If a woman doesn’t have hair, or she is wearing a hat, or she is wearing a wig, honestly, it’s none of your business and you have no right to say anything about it. You shouldn’t be sticking your nose up in their business and asking them why they’re wearing a hat or why they’re wearing a wig.
And for that matter, it should generally be more socially acceptable for women to wear hats. Hats are made for a reason. I don’t understand when it became this thing that hats were unprofessional.
You know part of the reason having a condition like alopecia is so tough is that you can’t hide it; a girl going to school especially couldn’t hide it. Schools have all these STUPID dress code rules that children cannot wear hats and that they cannot wear certain hair styles, blah, blah, blah. A little girl would know her school’s dress code and would know that hats are not allowed. Maybe there’s a special exclusion for diseases, but then the teachers have to know and the principal has to know. Teachers aren’t bound to confidentiality agreements the same as a doctor or a lawyer would be, even though theoretically it should be that way. Some of the teachers are going to whisper, even if they shouldn’t. Eventually it’s going to get around. Kids are going to find out. Kids are going to know anyway if the dress code states that no one can wear a hat unless there is a medical condition involved. They’re going to know something is off. Why does society make things so hard on people with disease? Why? Why do we have to be such jerks about all of this?

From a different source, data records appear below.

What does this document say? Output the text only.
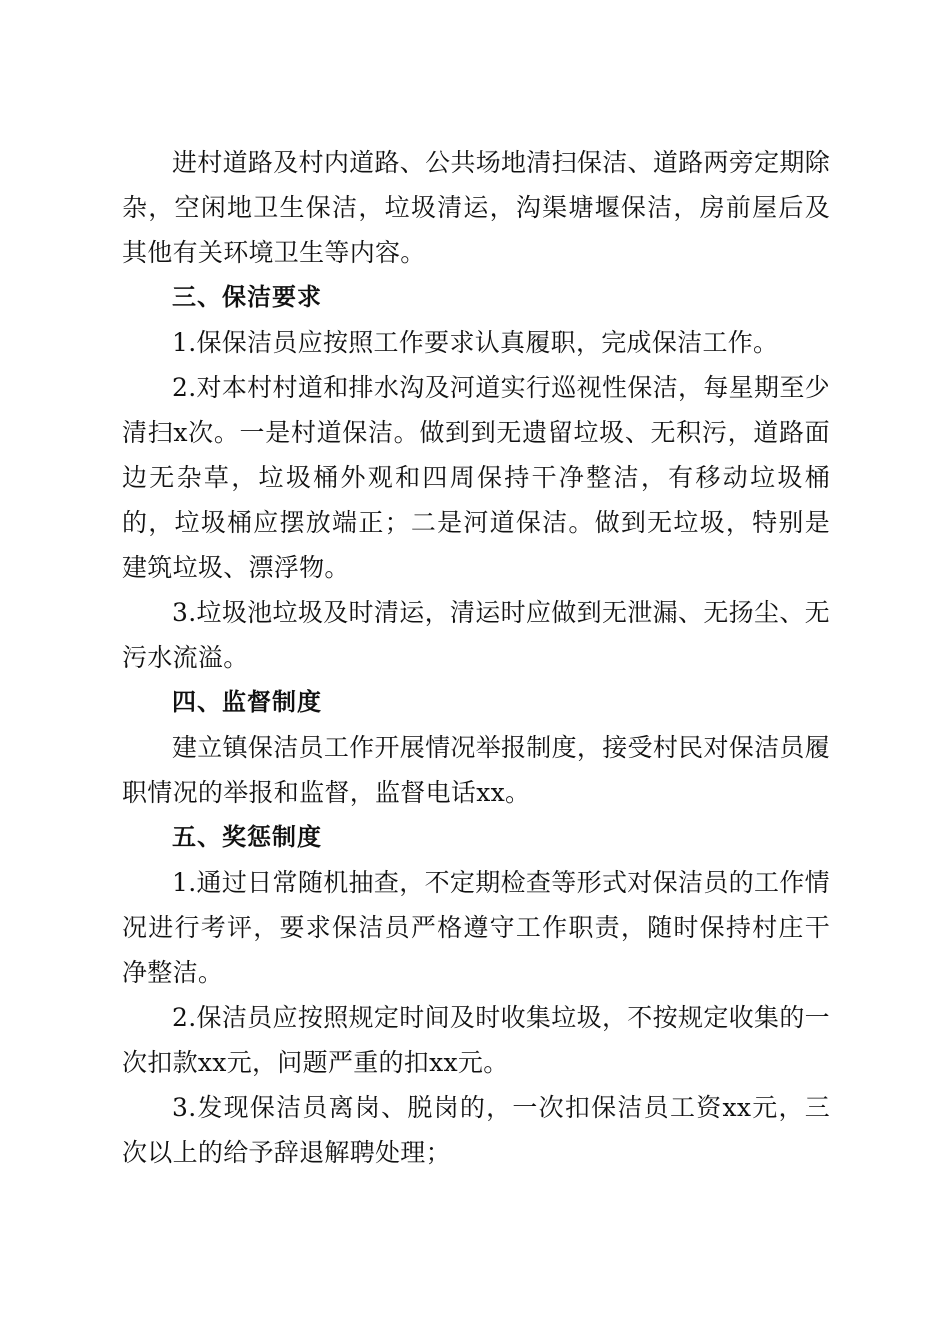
进村道路及村内道路、公共场地清扫保洁、道路两旁定期除杂，空闲地卫生保洁，垃圾清运，沟渠塘堰保洁，房前屋后及其他有关环境卫生等内容。

三、保洁要求

1.保保洁员应按照工作要求认真履职，完成保洁工作。

2.对本村村道和排水沟及河道实行巡视性保洁，每星期至少清扫x次。一是村道保洁。做到到无遗留垃圾、无积污，道路面边无杂草，垃圾桶外观和四周保持干净整洁，有移动垃圾桶的，垃圾桶应摆放端正；二是河道保洁。做到无垃圾，特别是建筑垃圾、漂浮物。

3.垃圾池垃圾及时清运，清运时应做到无泄漏、无扬尘、无污水流溢。

四、监督制度

建立镇保洁员工作开展情况举报制度，接受村民对保洁员履职情况的举报和监督，监督电话xx。

五、奖惩制度

1.通过日常随机抽查，不定期检查等形式对保洁员的工作情况进行考评，要求保洁员严格遵守工作职责，随时保持村庄干净整洁。

2.保洁员应按照规定时间及时收集垃圾，不按规定收集的一次扣款xx元，问题严重的扣xx元。

3.发现保洁员离岗、脱岗的，一次扣保洁员工资xx元，三次以上的给予辞退解聘处理；
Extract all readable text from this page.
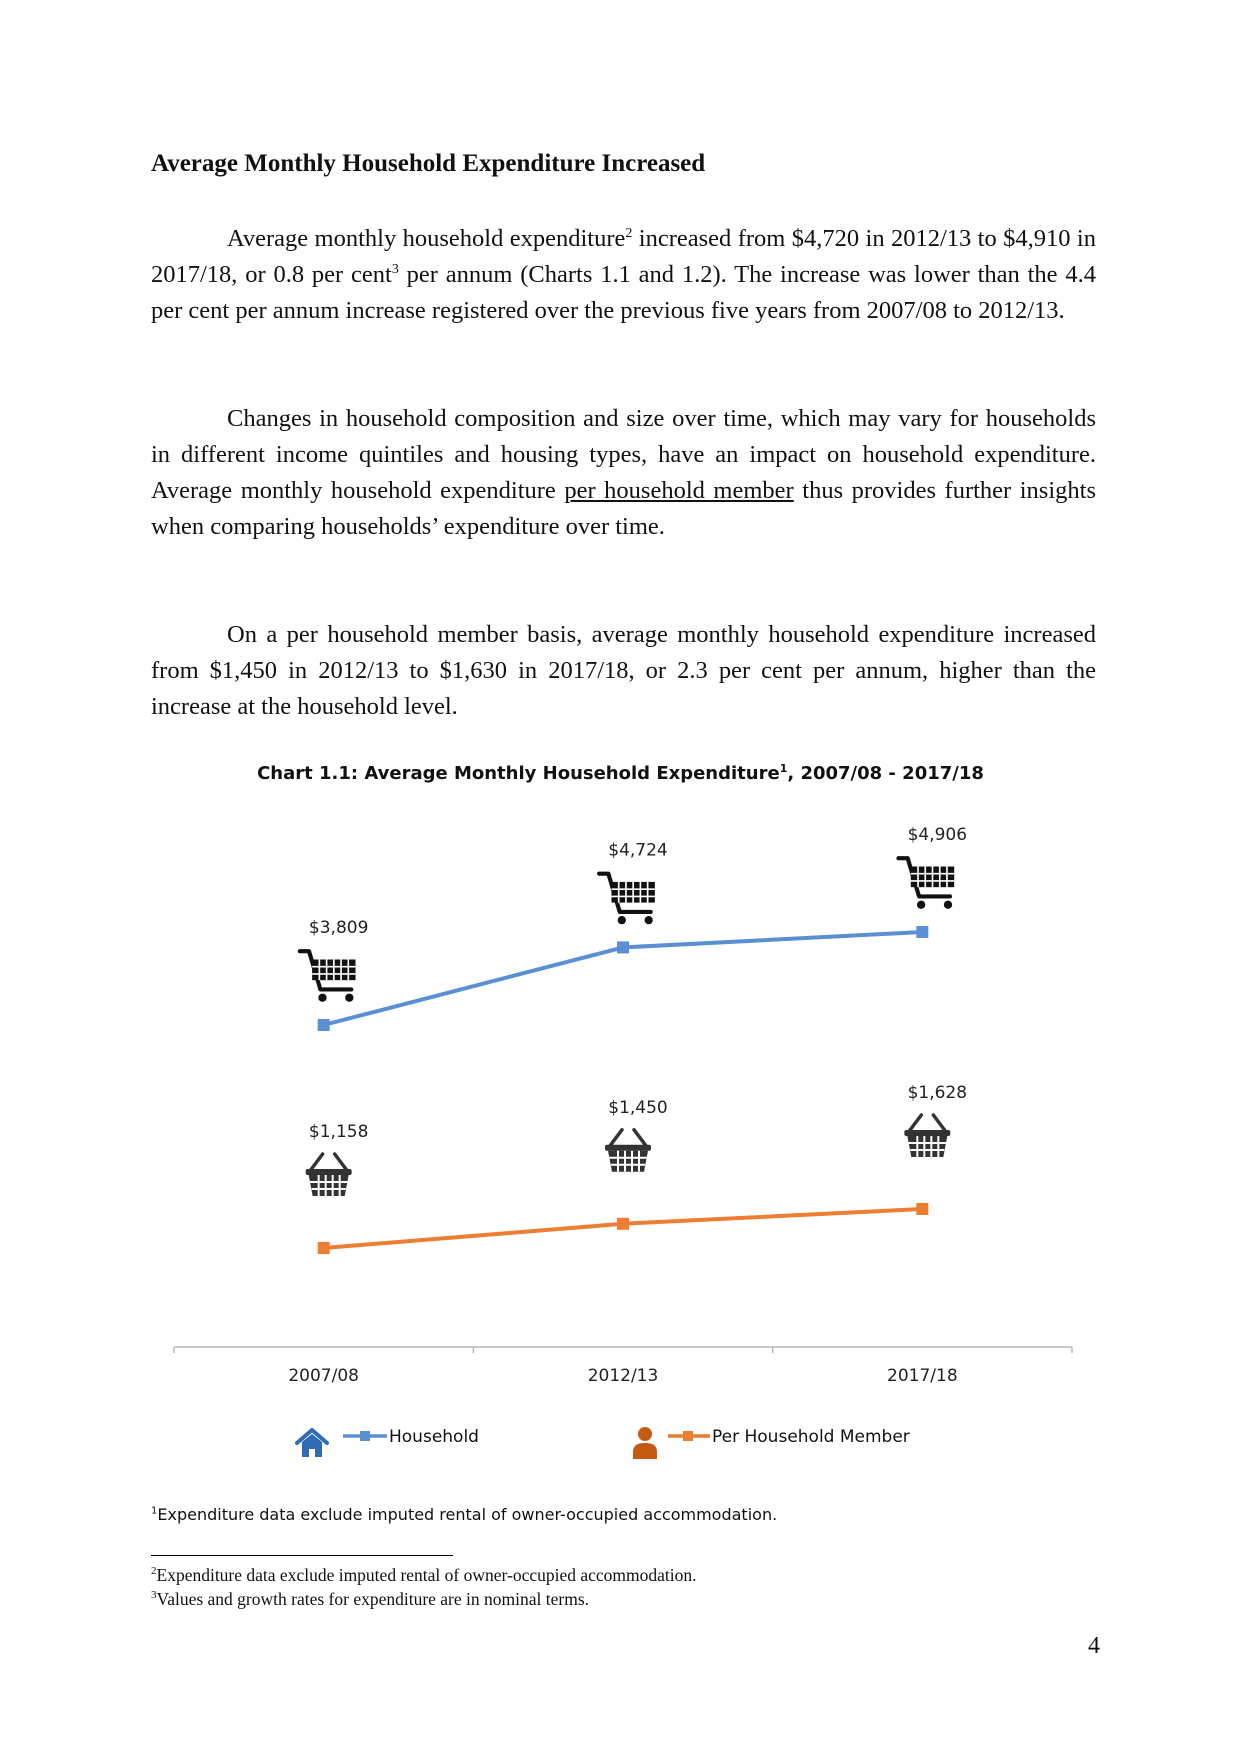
Average Monthly Household Expenditure Increased

Average monthly household expenditure$^2$ increased from $4,720 in 2012/13 to $4,910 in 2017/18, or 0.8 per cent$^3$ per annum (Charts 1.1 and 1.2). The increase was lower than the 4.4 per cent per annum increase registered over the previous five years from 2007/08 to 2012/13.

Changes in household composition and size over time, which may vary for households in different income quintiles and housing types, have an impact on household expenditure. Average monthly household expenditure per household member thus provides further insights when comparing households’ expenditure over time.

On a per household member basis, average monthly household expenditure increased from $1,450 in 2012/13 to $1,630 in 2017/18, or 2.3 per cent per annum, higher than the increase at the household level.

Chart 1.1: Average Monthly Household Expenditure$^1$, 2007/08 - 2017/18
2007/08	2012/13	2017/18
$3,809
$4,724
$4,906
$1,158
$1,450
$1,628
Household	Per Household Member

$^1$Expenditure data exclude imputed rental of owner-occupied accommodation.

$^2$Expenditure data exclude imputed rental of owner-occupied accommodation.

$^3$Values and growth rates for expenditure are in nominal terms.

4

Good Lord, just accept that people are different and they’re not going to look or dress exactly like you for reasons of their own.
In a perfect world Anya could walk into class with a bald head and people would be like, “Eh,” and move on with what they were doing. She wouldn’t be labeled as disruptive just because she was missing hair.
It’s a bit saccharine, but this book is something important. It tells an important story.
Considering current school trends to label students as disruptive if they look too extreme (deemed by arbitrary school dress code standards), and you had a child with alopecia would you allow your child to go to a public school? Why or why not?
As a more personal question, do you automatically think something is wrong with a woman, physically or mentally, if she doesn’t have hair on her head?